I wish we had 24x7 HD RSNs more than anything today, but I'm not sure how they could pull it off in that timeframe.espaeth, they need to deal with this alot sooner that 10-24 months... IE 3 to 6 month time frame.
I wish we had 24x7 HD RSNs more than anything today, but I'm not sure how they could pull it off in that timeframe.
E*14 is launching in March, so the soonest it would be available to start taking on programming is April. That's going to the 119° orbital location where Dish can already only use transponders 1-21 (22 - 32 are owned by D* at that orbital location). Dish also is limited in transponder space on 110° due to D* holding some of the transponder licenses there.

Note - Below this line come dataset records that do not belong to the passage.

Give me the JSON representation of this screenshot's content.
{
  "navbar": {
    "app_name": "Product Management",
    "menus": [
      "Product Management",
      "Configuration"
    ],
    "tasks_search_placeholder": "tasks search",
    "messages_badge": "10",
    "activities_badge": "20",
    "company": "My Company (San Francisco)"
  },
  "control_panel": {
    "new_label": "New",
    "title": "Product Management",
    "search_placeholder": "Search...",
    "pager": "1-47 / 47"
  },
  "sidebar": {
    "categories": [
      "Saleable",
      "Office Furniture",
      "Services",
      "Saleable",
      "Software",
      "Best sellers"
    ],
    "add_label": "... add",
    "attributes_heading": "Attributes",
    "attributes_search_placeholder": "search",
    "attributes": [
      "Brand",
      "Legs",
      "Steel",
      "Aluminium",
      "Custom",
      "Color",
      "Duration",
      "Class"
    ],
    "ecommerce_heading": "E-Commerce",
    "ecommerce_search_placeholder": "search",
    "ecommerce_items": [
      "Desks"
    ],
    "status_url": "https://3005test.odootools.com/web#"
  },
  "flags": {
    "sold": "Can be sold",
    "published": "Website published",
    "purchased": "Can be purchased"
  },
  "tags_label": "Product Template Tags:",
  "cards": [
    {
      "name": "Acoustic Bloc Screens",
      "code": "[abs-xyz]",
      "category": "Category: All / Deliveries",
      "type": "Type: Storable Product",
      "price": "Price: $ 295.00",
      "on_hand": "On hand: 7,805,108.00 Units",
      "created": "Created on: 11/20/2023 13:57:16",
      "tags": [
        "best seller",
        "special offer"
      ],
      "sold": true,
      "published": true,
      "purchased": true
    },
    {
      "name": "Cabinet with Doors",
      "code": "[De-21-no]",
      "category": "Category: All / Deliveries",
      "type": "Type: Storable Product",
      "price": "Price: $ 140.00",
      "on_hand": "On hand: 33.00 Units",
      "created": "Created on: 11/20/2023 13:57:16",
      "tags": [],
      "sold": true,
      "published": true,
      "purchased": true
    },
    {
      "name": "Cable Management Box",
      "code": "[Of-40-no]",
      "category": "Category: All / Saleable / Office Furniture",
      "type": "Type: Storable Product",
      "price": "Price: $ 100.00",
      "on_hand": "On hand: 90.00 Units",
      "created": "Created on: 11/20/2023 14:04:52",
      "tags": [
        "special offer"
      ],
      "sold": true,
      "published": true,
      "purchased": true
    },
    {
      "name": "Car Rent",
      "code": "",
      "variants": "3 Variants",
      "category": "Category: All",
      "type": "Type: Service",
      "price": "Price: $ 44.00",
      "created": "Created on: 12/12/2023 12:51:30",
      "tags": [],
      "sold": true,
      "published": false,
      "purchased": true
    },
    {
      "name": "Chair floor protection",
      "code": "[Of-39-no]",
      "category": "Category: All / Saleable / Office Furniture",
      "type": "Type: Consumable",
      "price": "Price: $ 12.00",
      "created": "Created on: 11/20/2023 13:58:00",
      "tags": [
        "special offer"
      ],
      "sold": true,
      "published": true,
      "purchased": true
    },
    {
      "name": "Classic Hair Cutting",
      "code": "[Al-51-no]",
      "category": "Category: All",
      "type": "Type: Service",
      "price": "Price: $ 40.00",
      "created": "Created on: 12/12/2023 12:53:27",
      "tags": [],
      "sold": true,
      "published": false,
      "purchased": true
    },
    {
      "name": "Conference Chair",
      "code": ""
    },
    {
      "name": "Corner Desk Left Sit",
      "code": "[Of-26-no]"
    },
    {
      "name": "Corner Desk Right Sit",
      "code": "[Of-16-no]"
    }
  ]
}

Dish still has issues at the 61.5° orbital location and needs a replacement for the failing E*3 and crippled E*12 currently on station. This is where AMC-14 was going to go before it failed to reach orbit; E*15 is going to be the replacement for AMC-14 but it's not going to launch until the end of 2010. The launch of E*14 might free up a bird to be parked at 61.5° to add some additional programming in the short term -- but Dish didn't move E*6 from 72.7° after Nimiq 5 got on station to take over so I'm not sure what they are planning on doing there.
As I see it, Dish has a couple options to get to full-time RSNs:
1) Get full transponder capacity at 61.5° so that it can mirror 129° for HD coverage.
2) Change the modulation on the 110°/119° transponders to get more bandwidth, requiring receiver swaps for all the Dish receivers not able to do 8PSK. They can then use their transponder space at 72.7° & 77° to mirror that content to get the RSNs up to full time HD.
I just don't see either of those options happening in 3-6 months.